Discussions sur une réduction de la tâche des profs de cégep

Le syndicat a sondé ses membres au sujet de l’impact de la pandémie sur leur travail, entre le 21 septembre et le 12 octobre 2020.
Photo: Damien Meyer Agence France-Presse Le syndicat a sondé ses membres au sujet de l’impact de la pandémie sur leur travail, entre le 21 septembre et le 12 octobre 2020.

Un groupe de travail du gouvernement étudie un possible allégement de la tâche sans perte financière pour les professeurs de cégep, qui disent être surchargés de travail en raison de la pandémie.

Selon ce que Le Devoir a appris, ce groupe de travail est formé de représentants du ministère de l’Éducation et de l’Enseignement supérieur (MEES), de la Fédération des cégeps et de deux syndicats de profs de cégep : la Fédération nationale des enseignantes et des enseignants du Québec (FNEEQ-CSN) et la Fédération des enseignantes et enseignants de cégep (FEC-CSQ).

Il s’agit d’un « comité de travail exploratoire » chargé « d’évaluer, en raison de la situation actuelle de pandémie, les allégements possibles » à la tâche des enseignants « par le biais des conventions collectives actuelles ». L’assouplissement vaudrait pour la prochaine session, celle d’hiver, qui se fera encore principalement à distance à cause de la pandémie.

« On a demandé à nos membres : “De quoi avez-vous besoin ?” Leur réponse tient en deux mots : “Du temps” », explique Yves de Repentigny, vice-président de la FNEEQ-CSN.

Le syndicat a sondé ses membres au sujet de l’impact de la pandémie sur leur travail, entre le 21 septembre et le 12 octobre 2020. Quelque 2429 enseignants ont répondu au sondage, soit 16 % des membres de la FNEEQ.

La moitié des répondants ont indiqué que leur tâche avait doublé à cause de l’enseignement à distance, rappelle Yves de Repentigny.

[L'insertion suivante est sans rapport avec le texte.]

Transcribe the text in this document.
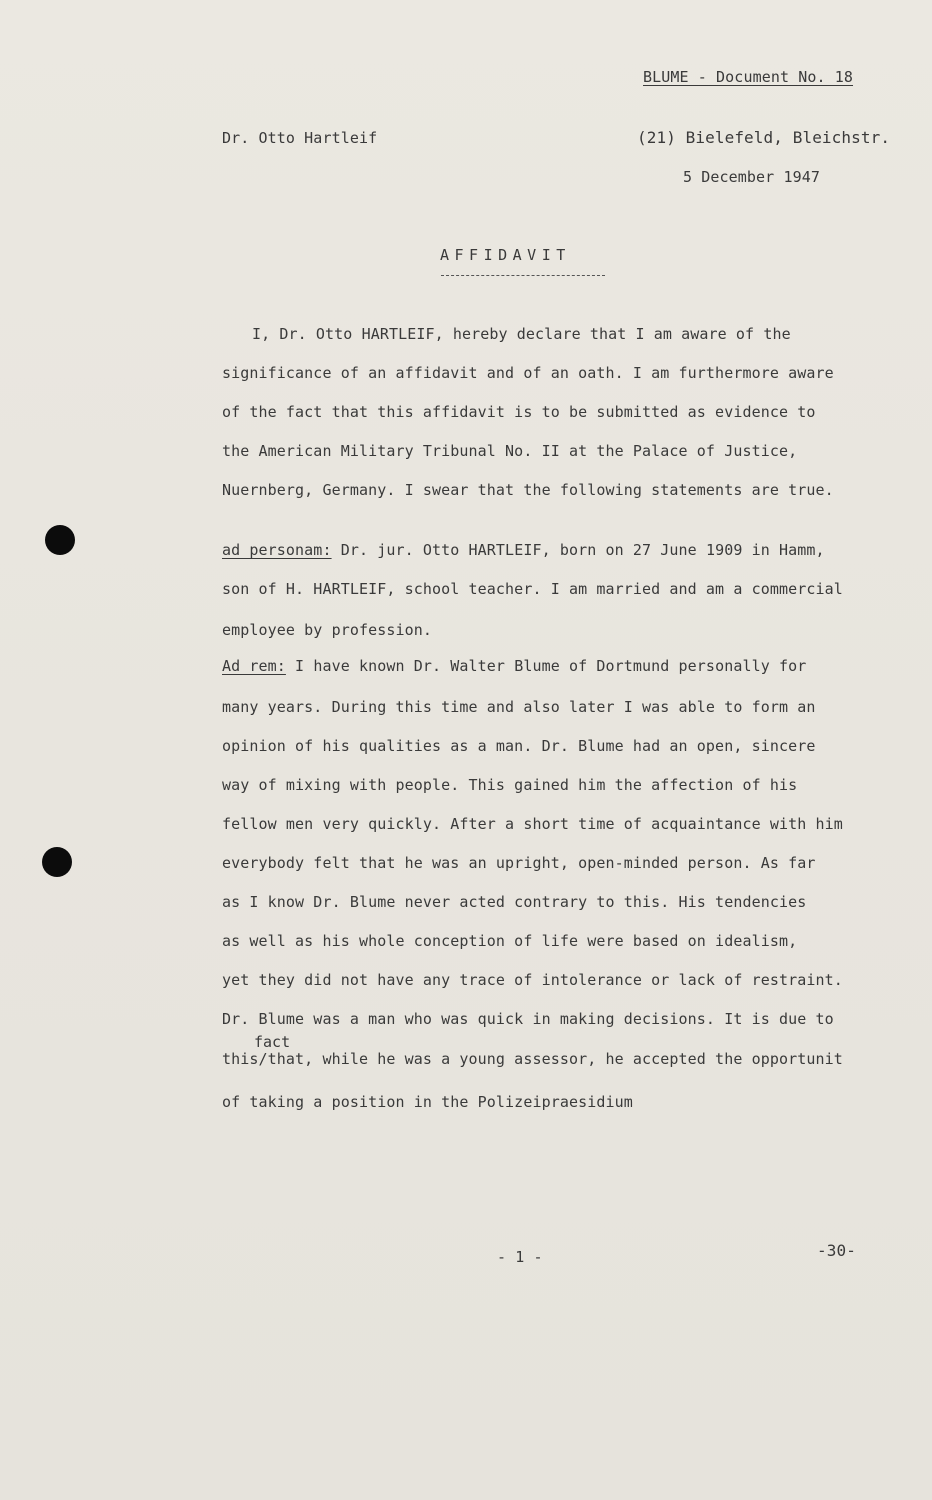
BLUME - Document No. 18
Dr. Otto Hartleif	(21) Bielefeld, Bleichstr.
5 December 1947
AFFIDAVIT
I, Dr. Otto HARTLEIF, hereby declare that I am aware of the
significance of an affidavit and of an oath. I am furthermore aware
of the fact that this affidavit is to be submitted as evidence to
the American Military Tribunal No. II at the Palace of Justice,
Nuernberg, Germany. I swear that the following statements are true.
ad personam: Dr. jur. Otto HARTLEIF, born on 27 June 1909 in Hamm,
son of H. HARTLEIF, school teacher. I am married and am a commercial
employee by profession.
Ad rem: I have known Dr. Walter Blume of Dortmund personally for
many years. During this time and also later I was able to form an
opinion of his qualities as a man. Dr. Blume had an open, sincere
way of mixing with people. This gained him the affection of his
fellow men very quickly. After a short time of acquaintance with him
everybody felt that he was an upright, open-minded person. As far
as I know Dr. Blume never acted contrary to this. His tendencies
as well as his whole conception of life were based on idealism,
yet they did not have any trace of intolerance or lack of restraint.
Dr. Blume was a man who was quick in making decisions. It is due to
fact
this/that, while he was a young assessor, he accepted the opportunit
of taking a position in the Polizeipraesidium
- 1 -	-30-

Ils disent être débordés à cause de la préparation des cours, de l’encadrement des étudiants, de l’évaluation et de la correction des examens. Un prof sur cinq vit même de la détresse qui met en péril sa santé mentale, selon le sondage.

« Un peu de répit »

La ministre de l’Enseignement supérieur, Danielle McCann, a annoncé au cours des derniers mois des investissements de 58 millions de dollars pour la réussite au collégial et pour le soutien aux étudiants en raison de la crise sanitaire. Les syndicats estiment qu’une part importante de cette somme devrait servir à réduire la tâche des profs dans le contexte de la pandémie. Ils suggèrent par exemple que des collègues viennent les remplacer quand ils préparent un cours à distance.

« Les profs sont à bout, est-ce qu’on peut leur donner un peu de répit ? L’argent est là, on veut juste s’assurer que les collèges consacrent des fonds à soutenir les enseignants », dit Lucie Piché, présidente de la FEC-CSQ.

Au cabinet de la ministre McCann, on rappelle qu’elle a demandé des comptes aux cégeps au sujet de leur utilisation des fonds alloués. La reddition de comptes permettra d’établir si les priorités du gouvernement ont été respectées.

Judith Trudeau, vice-présidente du Syndicat des enseignantes et des enseignants du collège Lionel-Groulx, fait circuler une lettre réclamant un allégement de 20 % de la tâche des enseignants. « Les gens sont épuisés. On commence à constater qu’ils s’en vont en maladie », dit-elle. Au moment où ces lignes étaient écrites, plus de 1000 personnes avaient signé le texte collectif.

Les profs ne veulent pas d’argent, mais du temps, insiste-t-elle. L’allégement de la tâche « pourrait se traduire par une réduction de la taille des groupes ou encore par une augmentation du nombre de professeur.e.s ».